- Episode no.: Season 15 Episode 20
- Directed by: Mike B. Anderson
- Written by: J. Stewart Burns
- Production code: FABF13
- Original air date: May 9, 2004

Episode features
- Couch gag: The Simpsons sit on the couch as normal. From offscreen, someone hurls knives at the Simpsons' heads, but only hit the sides. Homer tries to get a bowl of chips, but a knife stops him.
- Commentary: Al Jean; J. Stewart Burns; Ian Maxtone-Graham; Matt Selman; Tim Long; Brian Kelley; Tom Gammill; Max Pross; Mike B. Anderson;

Episode chronology
| ← Previous "Simple Simpson" | Next → "Bart-Mangled Banner" |
- The Simpsons season 15

= The Way We Weren't =

"The Way We Weren't" is the twentieth episode of the fifteenth season of the American animated television series The Simpsons. It originally aired on the Fox network in the United States on May 9, 2004. The episode was written by J. Stewart Burns and directed by Mike B. Anderson.

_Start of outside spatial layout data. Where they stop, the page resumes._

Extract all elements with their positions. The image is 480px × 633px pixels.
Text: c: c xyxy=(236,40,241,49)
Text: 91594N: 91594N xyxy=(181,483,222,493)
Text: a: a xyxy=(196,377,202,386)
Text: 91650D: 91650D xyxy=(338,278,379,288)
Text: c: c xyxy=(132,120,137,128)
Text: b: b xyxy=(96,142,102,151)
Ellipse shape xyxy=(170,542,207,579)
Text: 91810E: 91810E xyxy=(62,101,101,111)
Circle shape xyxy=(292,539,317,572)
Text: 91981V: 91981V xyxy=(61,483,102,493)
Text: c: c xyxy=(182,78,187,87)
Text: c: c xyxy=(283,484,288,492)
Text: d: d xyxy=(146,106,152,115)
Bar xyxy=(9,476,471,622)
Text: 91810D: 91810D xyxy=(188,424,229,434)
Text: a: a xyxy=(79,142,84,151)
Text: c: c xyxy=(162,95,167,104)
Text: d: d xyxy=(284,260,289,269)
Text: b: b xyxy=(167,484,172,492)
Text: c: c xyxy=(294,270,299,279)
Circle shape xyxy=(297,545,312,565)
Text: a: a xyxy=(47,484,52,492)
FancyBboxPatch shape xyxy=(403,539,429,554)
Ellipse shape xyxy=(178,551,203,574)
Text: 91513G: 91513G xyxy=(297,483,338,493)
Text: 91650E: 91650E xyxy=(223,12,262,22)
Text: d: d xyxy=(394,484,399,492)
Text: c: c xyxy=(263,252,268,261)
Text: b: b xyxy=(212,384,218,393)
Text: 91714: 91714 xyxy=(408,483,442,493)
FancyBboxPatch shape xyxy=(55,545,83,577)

In this episode, Homer recalls his first kiss as a ten-year-old with an anonymous girl, but Marge says that the kiss was with her and that he broke her heart. The episode received mixed reviews.

==Plot==
Bart and Milhouse steal a bottle of beer to play spin the bottle with neighborhood girls. Homer interrupts the game. The Simpson family holds a trial to determine Bart's guilt. Bart doubts that Homer never kissed a girl as a ten-year-old, but Marge states that Homer's first kiss was with her in high school. Homer confesses that his first kiss was with another girl. Homer recalls that when he was Bart's age, he went to a camp for underprivileged boys. The campers were forced to work in the kitchen of the neighboring girls' camp. Homer found a retainer left behind on a tray and returned it to its owner using the dumbwaiter. Through the wall, the girl asked Homer to see her later that night, but he accidentally stabbed himself in the eye and wore an eyepatch to the date. Marge reveals that the girl was her and that Homer broke her heart, and she says she would never have married Homer if she had known.

Marge gives her side of the story. She attended a camp to learn etiquette. She fell for the boy who returned her retainer, but, embarrassed by his real name, Homer gave a false name. While ironing her hair for the date, Marge accidentally burned it and became a brunette for the evening. She and Homer met and shared a passionate kiss. Homer gave Marge a heart-shaped rock, and they parted ways and agreed to meet again the following night. However, Homer did not appear for the second date, and Marge was unable to trust another boy for years.

Homer explains what happened. After the date, he was so happy that he accidentally fell off a cliff into the lake and drifted to a fat camp. He was caught by the camp instructor, who mistook him for a camper. Meanwhile, a devastated Marge decided to leave her camp and threw the heart-shaped rock away, breaking it in two. Homer escaped the fat camp but arrived at Marge's camp after she left. Despite knowing the truth, Marge cannot let go of the heartache. However, Homer proves that he truly cared about her by showing her half of the broken rock that he found. Marge reveals that she kept the other half to remind her how hurtful men can be, but she forgives Homer. They put the rock together to form a heart and share a passionate kiss.

==Reception==
===Viewing figures===
The episode earned a 2.4 rating and was watched by 6.64 million viewers, which was the 61st most-watched show that week.

===Critical response===
Colin Jacobson of DVD Movie Guide did not like the change in continuity, saying "[t]hough I don't expect stellar continuity from The Simpsons, the way it blatantly disregards established history can become obnoxious; 'Weren't' dances all over all sorts of previously determined concepts, and that makes it less enjoyable."

On Four Finger Discount, Guy Davis and Brendan Dando said the episode was not a "world-beater" but enjoyed it. They acknowledged the difficulty of writing flashback episodes but thought there was not a major change in continuity.

The episode was part of a DVD boxed set release called The Simpsons Kiss and Tell: The Story of Their Love, and in his review of the release, Andy Dougan of the Evening Times characterized the episode along with "Natural Born Kissers", "Large Marge", and "Three Gays of the Condo", as "four of the funniest episodes of recent series".

===Themes and analysis===
The portrayal of Comic Book Guy in the flashback is cited as an example of the typical characteristic of male fans. Mel Stanfill writes, "Beyond insufficient capacity for violence, lack physical fitness is treated as a fundamental fan trait. ...Certainly much of the humor of the Simpsons' Comic Book Guy comes from how he waddles and wobbles, his constant eating, or jokes like him sweating through his jumpsuit with half a jumping jack at fat camp".

===Awards and nominations===
This episode was nominated for the Primetime Emmy Award for Outstanding Animated Program (for programming less than one hour) at the 56th Primetime Emmy Awards.